Most of the Pandit families in Jammu and Kashmir were forced to flee from Kashmir valley after being repeatedly threatened and targeted by crowds of Kashmiri Muslims and Islamic radicals in an `ethnic cleansing' in January 1990.
The estimate of Pandits having fled Kashmir on 19 January 1990, the day of the purging, ranges from approximately 100,000 to 350,000.
Out of the five petitioners, Wali and two others are currently living in Delhi, while one of the remaining two are living in Panipat and the other in Jammu - all of them senior citizens, says the report.

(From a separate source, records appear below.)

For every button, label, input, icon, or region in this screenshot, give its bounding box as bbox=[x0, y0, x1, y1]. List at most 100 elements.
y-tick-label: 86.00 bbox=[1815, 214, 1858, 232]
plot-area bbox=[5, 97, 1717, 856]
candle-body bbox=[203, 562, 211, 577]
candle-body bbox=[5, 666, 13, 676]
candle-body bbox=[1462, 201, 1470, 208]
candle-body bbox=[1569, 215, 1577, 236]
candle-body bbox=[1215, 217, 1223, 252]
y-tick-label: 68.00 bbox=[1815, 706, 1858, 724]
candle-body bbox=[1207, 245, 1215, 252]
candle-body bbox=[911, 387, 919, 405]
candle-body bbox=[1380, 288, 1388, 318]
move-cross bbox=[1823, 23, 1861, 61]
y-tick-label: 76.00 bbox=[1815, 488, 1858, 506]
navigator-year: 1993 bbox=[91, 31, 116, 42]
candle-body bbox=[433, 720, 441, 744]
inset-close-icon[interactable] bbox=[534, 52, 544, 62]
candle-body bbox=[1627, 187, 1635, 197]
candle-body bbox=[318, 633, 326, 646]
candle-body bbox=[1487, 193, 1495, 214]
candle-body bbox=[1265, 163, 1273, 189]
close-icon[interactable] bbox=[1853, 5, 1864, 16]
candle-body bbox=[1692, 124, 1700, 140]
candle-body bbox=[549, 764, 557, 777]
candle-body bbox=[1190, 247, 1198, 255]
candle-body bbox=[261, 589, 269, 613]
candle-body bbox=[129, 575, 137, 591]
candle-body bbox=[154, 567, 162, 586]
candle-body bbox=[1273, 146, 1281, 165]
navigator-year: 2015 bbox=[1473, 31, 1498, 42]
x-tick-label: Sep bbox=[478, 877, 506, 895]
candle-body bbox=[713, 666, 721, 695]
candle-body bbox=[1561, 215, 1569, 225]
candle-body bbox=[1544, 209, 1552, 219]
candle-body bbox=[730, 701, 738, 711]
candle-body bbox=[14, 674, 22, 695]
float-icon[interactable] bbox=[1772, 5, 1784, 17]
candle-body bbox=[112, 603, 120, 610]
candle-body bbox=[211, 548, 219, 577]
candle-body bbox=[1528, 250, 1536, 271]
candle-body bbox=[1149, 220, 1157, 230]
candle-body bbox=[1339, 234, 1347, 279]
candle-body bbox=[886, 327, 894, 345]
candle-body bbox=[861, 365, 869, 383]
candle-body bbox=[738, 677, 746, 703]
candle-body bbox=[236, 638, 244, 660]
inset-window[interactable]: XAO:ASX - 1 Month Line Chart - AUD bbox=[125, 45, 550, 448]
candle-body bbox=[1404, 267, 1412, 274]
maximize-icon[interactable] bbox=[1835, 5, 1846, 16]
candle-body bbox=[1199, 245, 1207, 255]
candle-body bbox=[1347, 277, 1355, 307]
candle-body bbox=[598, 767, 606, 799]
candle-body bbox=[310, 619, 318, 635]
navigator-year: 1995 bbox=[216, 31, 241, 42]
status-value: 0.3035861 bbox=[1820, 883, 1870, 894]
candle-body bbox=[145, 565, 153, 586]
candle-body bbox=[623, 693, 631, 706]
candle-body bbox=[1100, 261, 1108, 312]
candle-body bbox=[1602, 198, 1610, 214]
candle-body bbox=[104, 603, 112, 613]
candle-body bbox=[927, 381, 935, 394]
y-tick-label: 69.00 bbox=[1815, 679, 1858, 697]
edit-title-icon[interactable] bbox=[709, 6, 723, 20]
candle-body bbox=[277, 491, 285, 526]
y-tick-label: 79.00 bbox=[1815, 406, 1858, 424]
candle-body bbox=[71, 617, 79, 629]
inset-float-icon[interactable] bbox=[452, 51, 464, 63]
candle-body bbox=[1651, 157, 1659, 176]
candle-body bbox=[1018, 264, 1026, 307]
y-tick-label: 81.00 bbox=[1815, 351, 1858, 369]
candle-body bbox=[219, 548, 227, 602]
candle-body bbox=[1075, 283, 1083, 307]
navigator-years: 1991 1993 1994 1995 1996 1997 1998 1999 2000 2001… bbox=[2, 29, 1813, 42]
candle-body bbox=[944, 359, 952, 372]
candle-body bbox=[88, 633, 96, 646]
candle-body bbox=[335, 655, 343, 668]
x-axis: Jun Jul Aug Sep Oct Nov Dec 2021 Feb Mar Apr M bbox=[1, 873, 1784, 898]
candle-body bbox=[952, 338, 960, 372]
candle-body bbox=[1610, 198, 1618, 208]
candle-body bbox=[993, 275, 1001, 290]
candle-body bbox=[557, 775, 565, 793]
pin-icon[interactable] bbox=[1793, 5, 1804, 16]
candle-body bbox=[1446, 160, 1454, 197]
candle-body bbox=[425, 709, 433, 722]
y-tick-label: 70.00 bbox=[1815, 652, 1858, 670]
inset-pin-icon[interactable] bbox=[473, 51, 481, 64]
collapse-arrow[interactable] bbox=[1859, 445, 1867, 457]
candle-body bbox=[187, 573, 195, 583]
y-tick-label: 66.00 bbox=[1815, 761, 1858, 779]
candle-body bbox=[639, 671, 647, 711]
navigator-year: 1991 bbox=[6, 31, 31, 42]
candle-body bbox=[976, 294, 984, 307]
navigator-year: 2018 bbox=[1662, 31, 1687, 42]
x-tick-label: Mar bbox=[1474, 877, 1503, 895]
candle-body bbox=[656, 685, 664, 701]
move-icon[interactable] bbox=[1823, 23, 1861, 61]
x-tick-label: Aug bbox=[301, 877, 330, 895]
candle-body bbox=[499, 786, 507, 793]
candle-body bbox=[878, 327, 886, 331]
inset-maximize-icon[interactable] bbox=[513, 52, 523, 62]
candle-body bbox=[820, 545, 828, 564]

Wali is reported to have said that miscreants in the area have looted and set on fire all moveable properties lying in their residential houses in Verinag, making their return to the Valley all the more difficult.
The Jammu & Kashmir state administration showed ''callousness and helplessness to protect the premises / land, despite the existence of the state law to that effect,'' Wali pointed out.
He said their properties were being used for parking of vehicles and as a transport yard, although there is no construction as yet.
Cases pertaining to immovable property are generally filed with high courts of the respective state or union territory. However, Justice Endlaw made an exception ''…in view of the same very reasons for which the petitioners have been forced to leave their immovable properties in Kashmir and take refuge in Delhi…''
The judge also noted that their petition was pending in the high court for the last 11 years and the court had passed an interim order in 2005 directing the administration to protect their properties.